O golpe, um pouco subtil parágrafo final num comunicado, foi desferido a partir do palácio Palmela, pla mão de uma abadessa pesada e ríspida que, em seis anos de actividade nunca foi questionada por nenhum orgão de comunicação social – o que, se diz algo da inefável senhora procuradora, diz tudo da comunicação social portuguesa, corroborando aliás a constatação do alarve Cavaco de que “temos uma imprensa muito suave”. Quando finalmente se decide magnânima, a conceder uma entrevista, a matrona, imperturbada, dita a sentença do fundo da sua altivez inapelável: tudo está bem assim e não podia ser de outra maneira.

Entretanto, nas redes sociais, o povo baixo (como se lhe refere Ana Gomes, outra matrona inflexível, mas do entretenimentoo povo baixo, dizia eu, comove-se, arrepiadinho de fervor patriótico, com o capitão de equipa de futebol, um marmanjo quarentão e milionário que chora baba e ranho por tudo, por nada e porque falhou um penalty.

Em fundo, ouve-se um coro frouxo a marchar contra os canhões enquanto a bandeira verde-rubra esvoaça os seus simbolozinhos medievais.

Fonte aqui

8 pensamentos sobre “A ditosa pátria (farsa em três actos e uma cena triste)

  1. Primeiro vinham aí as “bazucas” de Bruxelas, depois começámos a enviar os “tanques” para Kiev… no processo, a inflação a disparar, assim como a lavagem cerebral na mídia, onde qualquer voz ou opinião dissonante era um sacrilégio digno de levar com repressão pidesca.
    Agora, lá se vai a mítica “margem orçamental”… o Costa está em Bruxelas, faz de conta que não é com ele. Se fosse fazia igual, tinha ido no lugar do Montenegro, que aproveita e abusa, leva o Rangel e o Nuno Melo à cimeira da NATO, esses dois expoentes máximos da portugalidade política. Mas como o Costa não ficava tão bem na fotografia de grupo, fazia um contrastezinho, eles trataram de pôr no lugar dele um facilitador e colaboracionista ainda mais dócil, amestrado e servil.
    O mantra que tudo permite e para tudo serve é: “eles estarem a defenderem os nossos valores e a demo-cracia”. É como um encantamento para pategos, e funciona!
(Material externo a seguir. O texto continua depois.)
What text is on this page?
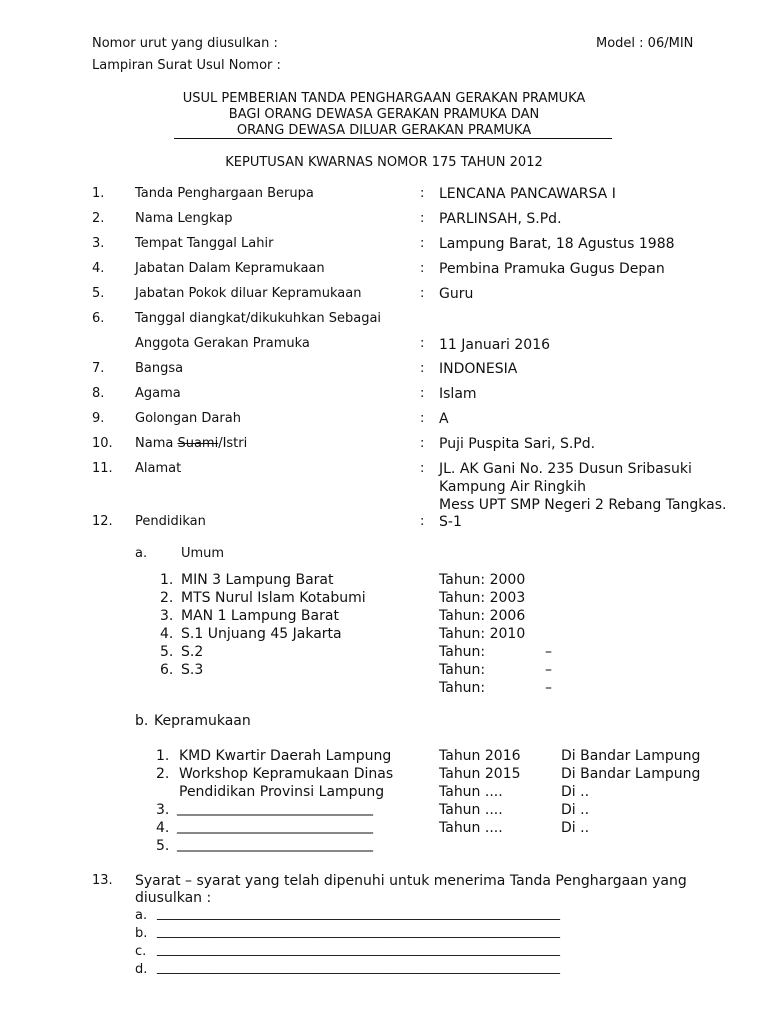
Nomor urut yang diusulkan :	Model : 06/MIN
Lampiran Surat Usul Nomor :
USUL PEMBERIAN TANDA PENGHARGAAN GERAKAN PRAMUKA
BAGI ORANG DEWASA GERAKAN PRAMUKA DAN
ORANG DEWASA DILUAR GERAKAN PRAMUKA
KEPUTUSAN KWARNAS NOMOR 175 TAHUN 2012
1. Tanda Penghargaan Berupa	: LENCANA PANCAWARSA I
2. Nama Lengkap	: PARLINSAH, S.Pd.
3. Tempat Tanggal Lahir	: Lampung Barat, 18 Agustus 1988
4. Jabatan Dalam Kepramukaan	: Pembina Pramuka Gugus Depan
5. Jabatan Pokok diluar Kepramukaan	: Guru
6. Tanggal diangkat/dikukuhkan Sebagai
Anggota Gerakan Pramuka	: 11 Januari 2016
7. Bangsa	: INDONESIA
8. Agama	: Islam
9. Golongan Darah	: A
10. Nama Suami/Istri	: Puji Puspita Sari, S.Pd.
11. Alamat	: JL. AK Gani No. 235 Dusun Sribasuki
Kampung Air Ringkih
Mess UPT SMP Negeri 2 Rebang Tangkas.
12. Pendidikan	: S-1
a.	Umum
1. MIN 3 Lampung Barat	Tahun: 2000
2. MTS Nurul Islam Kotabumi	Tahun: 2003
3. MAN 1 Lampung Barat	Tahun: 2006
4. S.1 Unjuang 45 Jakarta	Tahun: 2010
5. S.2	Tahun:	–
6. S.3	Tahun:	–
Tahun:	–
b. Kepramukaan
1. KMD Kwartir Daerah Lampung	Tahun 2016	Di Bandar Lampung
2. Workshop Kepramukaan Dinas	Tahun 2015	Di Bandar Lampung
Pendidikan Provinsi Lampung	Tahun ....	Di ..
3. ____________________________	Tahun ....	Di ..
4. ____________________________	Tahun ....	Di ..
5. ____________________________
13. Syarat – syarat yang telah dipenuhi untuk menerima Tanda Penghargaan yang
diusulkan :
a. ______________________________________________________________
b. ______________________________________________________________
c. ______________________________________________________________
d. ______________________________________________________________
    • E até parece que antes das “bazucas” prometidas pela Ursula não houve um preâmbulo nada suave e tranquilo, foi a fase da Covid-19 servido a toda a hora, a campanha das profilaxias, em que quarentenas atrás de quarentenas, vacinações atrás de vacinações, nos diziam “vai ficar tudo bem”.
      Na minha família também não conheci ninguém que tenha morrido ou sido internado por esse motivo, mas alguns familiares tiveram problemas com as vacinas, efeitos adversos e complicações… e outras pessoas conheço que sofreram o mesmo.
      Vale o que vale, a amostra não é vastíssima, mas já vi sondagens publicadas com amostras maiores ou menores a saírem totalmente ao lado, e ainda agora nas eleições francesas foram um fiasco, por isso não percebo como se forma opinião a assistir a informação desse tipo nos canais de TV e jornais de referência, mas a nossa experiência pessoal e empírica deve valer mais, isto se ainda tivermos confiança nas nossas faculdades e não formos imbecis influenciáveis por campanhas mediáticas.
      Outra cenourinha à frente da manada era a história de imunidade de grupo com 85% da população vacinada, quando já mais de 90% tinham sido vacinados começaram a perceber que nem os vacinados continuavam a ser contagiados e a contagiar, e começaram a ser administradas doses sobre doses da vacina… já deve ter havido placebos a fazer melhor efeito e só com uma toma, sem ter de ser repetida.
      “Vai ficar tudo bem”, dizia ela… “We will deliver it!”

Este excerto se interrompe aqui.